Chi o che cosa, secondo lei, ha impedito di raggiungere gli obiettivi sperati: c’è di mezzo la ragion di Stato o che altro?

"Sicuramente la ragion di Stato, non solo italiana ma anche europea e mondiale, ha pesato. Quando gli alleati cominciano a graziare i colpevoli e a non eseguire sentenze dopo Norimberga, è ragion di Stato. Ma c’è anche l’ipocrisia dell’uomo che vuole dimenticare e non vuole essere, per così dire, disturbato da certe verità. E’ come quando ci giriamo dall’altra parte di fronte al male. Purtroppo questo i nazisti lo avevano teorizzato. Hitler, a chi gli diceva che la soluzione finale scelta per gli ebrei avrebbe potuto risultare pericolosa per il sistema, rispondeva: forse qualcuno si ricorda dell’olocausto degli Armeni? La radice del negazionismo sta qui, a forza di sentire negare tutto poi il dubbio qualcuno lo coltiva".

Ci sono ancora i presupposti, oggi, per nuove indagini e per sperare in qualche sentenza sugli autori di crimini rimasti impuniti?

"Non credo si possa andare oltre, semplicemente per motivi anagrafici. L’attività giudiziaria è da considerare chiusa".

Una legge del 2022 consente un risarcimento dello Stato per i crimini tedeschi, ma i risultati non soddisfano i familiari delle vittime, si dice per l’azione dell’Avvocatura dello Stato che di fatto continua a rendere problematico l’accesso al cosiddetto fondo Draghi. Che idea si è fatto in proposito?

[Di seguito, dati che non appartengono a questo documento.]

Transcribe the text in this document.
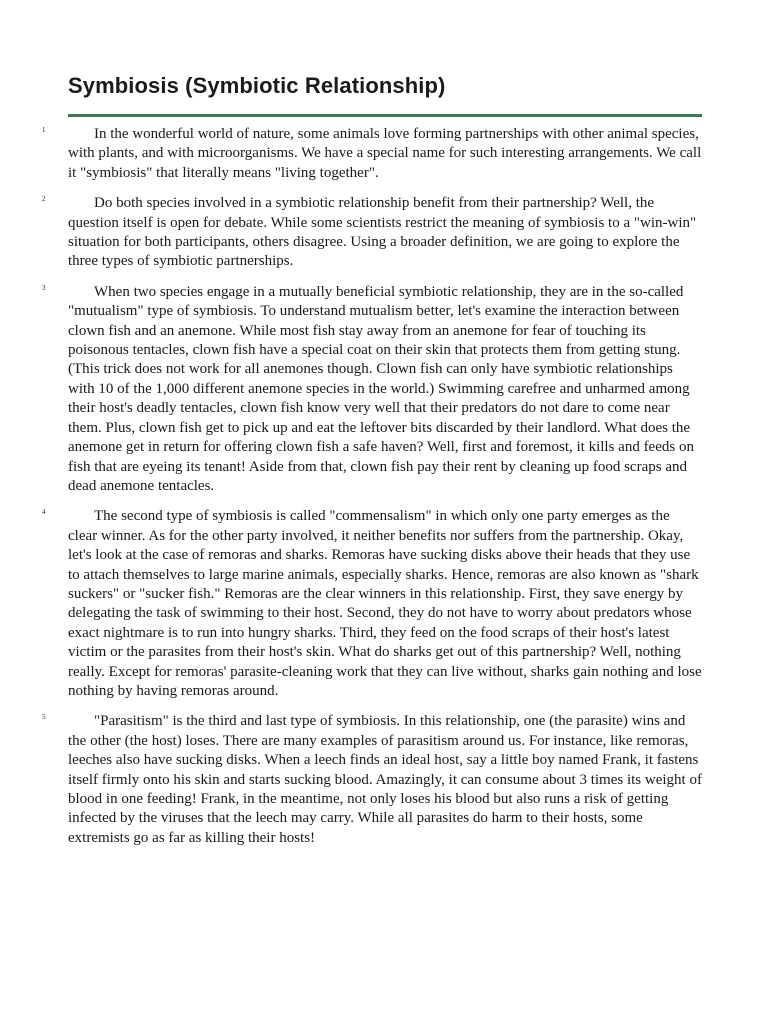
Symbiosis (Symbiotic Relationship)

1	In the wonderful world of nature, some animals love forming partnerships with other animal species, with plants, and with microorganisms. We have a special name for such interesting arrangements. We call it "symbiosis" that literally means "living together".

2	Do both species involved in a symbiotic relationship benefit from their partnership? Well, the question itself is open for debate. While some scientists restrict the meaning of symbiosis to a "win-win" situation for both participants, others disagree. Using a broader definition, we are going to explore the three types of symbiotic partnerships.

3	When two species engage in a mutually beneficial symbiotic relationship, they are in the so-called "mutualism" type of symbiosis. To understand mutualism better, let's examine the interaction between clown fish and an anemone. While most fish stay away from an anemone for fear of touching its poisonous tentacles, clown fish have a special coat on their skin that protects them from getting stung. (This trick does not work for all anemones though. Clown fish can only have symbiotic relationships with 10 of the 1,000 different anemone species in the world.) Swimming carefree and unharmed among their host's deadly tentacles, clown fish know very well that their predators do not dare to come near them. Plus, clown fish get to pick up and eat the leftover bits discarded by their landlord. What does the anemone get in return for offering clown fish a safe haven? Well, first and foremost, it kills and feeds on fish that are eyeing its tenant! Aside from that, clown fish pay their rent by cleaning up food scraps and dead anemone tentacles.

4	The second type of symbiosis is called "commensalism" in which only one party emerges as the clear winner. As for the other party involved, it neither benefits nor suffers from the partnership. Okay, let's look at the case of remoras and sharks. Remoras have sucking disks above their heads that they use to attach themselves to large marine animals, especially sharks. Hence, remoras are also known as "shark suckers" or "sucker fish." Remoras are the clear winners in this relationship. First, they save energy by delegating the task of swimming to their host. Second, they do not have to worry about predators whose exact nightmare is to run into hungry sharks. Third, they feed on the food scraps of their host's latest victim or the parasites from their host's skin. What do sharks get out of this partnership? Well, nothing really. Except for remoras' parasite-cleaning work that they can live without, sharks gain nothing and lose nothing by having remoras around.

5	"Parasitism" is the third and last type of symbiosis. In this relationship, one (the parasite) wins and the other (the host) loses. There are many examples of parasitism around us. For instance, like remoras, leeches also have sucking disks. When a leech finds an ideal host, say a little boy named Frank, it fastens itself firmly onto his skin and starts sucking blood. Amazingly, it can consume about 3 times its weight of blood in one feeding! Frank, in the meantime, not only loses his blood but also runs a risk of getting infected by the viruses that the leech may carry. While all parasites do harm to their hosts, some extremists go as far as killing their hosts!
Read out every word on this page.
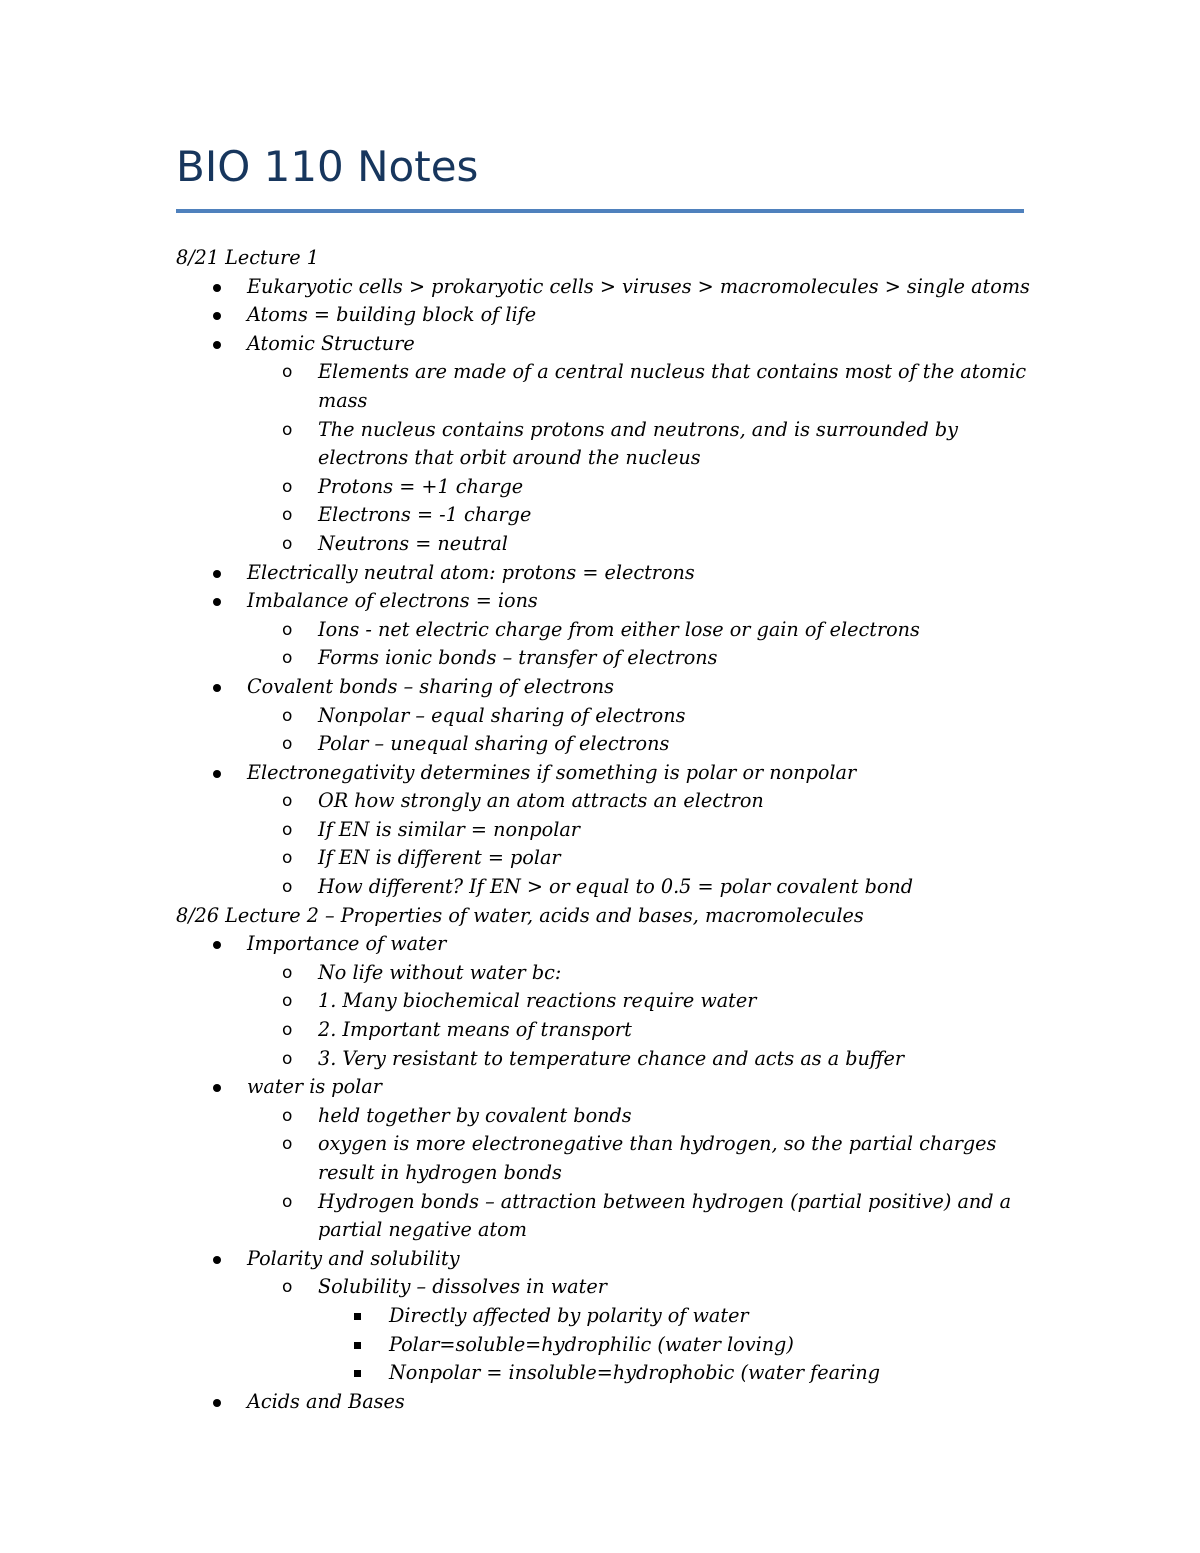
BIO 110 Notes
8/21 Lecture 1
Eukaryotic cells > prokaryotic cells > viruses > macromolecules > single atoms
Atoms = building block of life
Atomic Structure
o Elements are made of a central nucleus that contains most of the atomic
mass
o The nucleus contains protons and neutrons, and is surrounded by
electrons that orbit around the nucleus
o Protons = +1 charge
o Electrons = -1 charge
o Neutrons = neutral
Electrically neutral atom: protons = electrons
Imbalance of electrons = ions
o Ions - net electric charge from either lose or gain of electrons
o Forms ionic bonds – transfer of electrons
Covalent bonds – sharing of electrons
o Nonpolar – equal sharing of electrons
o Polar – unequal sharing of electrons
Electronegativity determines if something is polar or nonpolar
o OR how strongly an atom attracts an electron
o If EN is similar = nonpolar
o If EN is different = polar
o How different? If EN > or equal to 0.5 = polar covalent bond
8/26 Lecture 2 – Properties of water, acids and bases, macromolecules
Importance of water
o No life without water bc:
o 1. Many biochemical reactions require water
o 2. Important means of transport
o 3. Very resistant to temperature chance and acts as a buffer
water is polar
o held together by covalent bonds
o oxygen is more electronegative than hydrogen, so the partial charges
result in hydrogen bonds
o Hydrogen bonds – attraction between hydrogen (partial positive) and a
partial negative atom
Polarity and solubility
o Solubility – dissolves in water
Directly affected by polarity of water
Polar=soluble=hydrophilic (water loving)
Nonpolar = insoluble=hydrophobic (water fearing
Acids and Bases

"Il tema è delicato. Siamo di fronte a una situazione complessa, con centinaia e centinaia di milioni necessari per riparare a disastri incalcolabili, non solo in Italia, ma anche quelli riferibili agli italiani in Albania, Grecia e Africa. Il tema è globale, non si possono distinguere risarcimenti di serie A e di serie B. Sono d’accordo, ovviamente, sulla necessità di ristorare le vittime ma occorre essere realisti. Oggi non ci sono più più vittime dirette ma, in gran parte, solo nipoti. Questo discorso andava fatto 60 anni fa, oggi semmai mi domanderei se ha più senso versare 10mila euro a un pronipote o impegnare risorse in modo diverso, finanziando politiche della memoria, per esempio col restauro di memoriali, luoghi dove i ragazzi di oggi possano riflettere sui tragici fatti del passato".

Lei ha partecipato in più occasioni ad eventi pubblici dedicati al tema delle stragi nazi-fasciste col coinvolgimento dei giovani. Che grado di consapevolezza e interesse ha trovato nelle nuove generazioni?

"Vado spesso nelle Università e nelle scuole e trovo un grande interesse. Sono per questo fiducioso, i ragazzi hanno un grande desiderio di imparare e di conoscere. L’importante è che le nozioni su questi fatti provengano da fonti istituzionali. Personalmente darò il mio contributo presentando il mio ultimo libro, a febbraio sarò a Lucca e Pontremoli e conto di venire anche alla Spezia, che resta la mia città".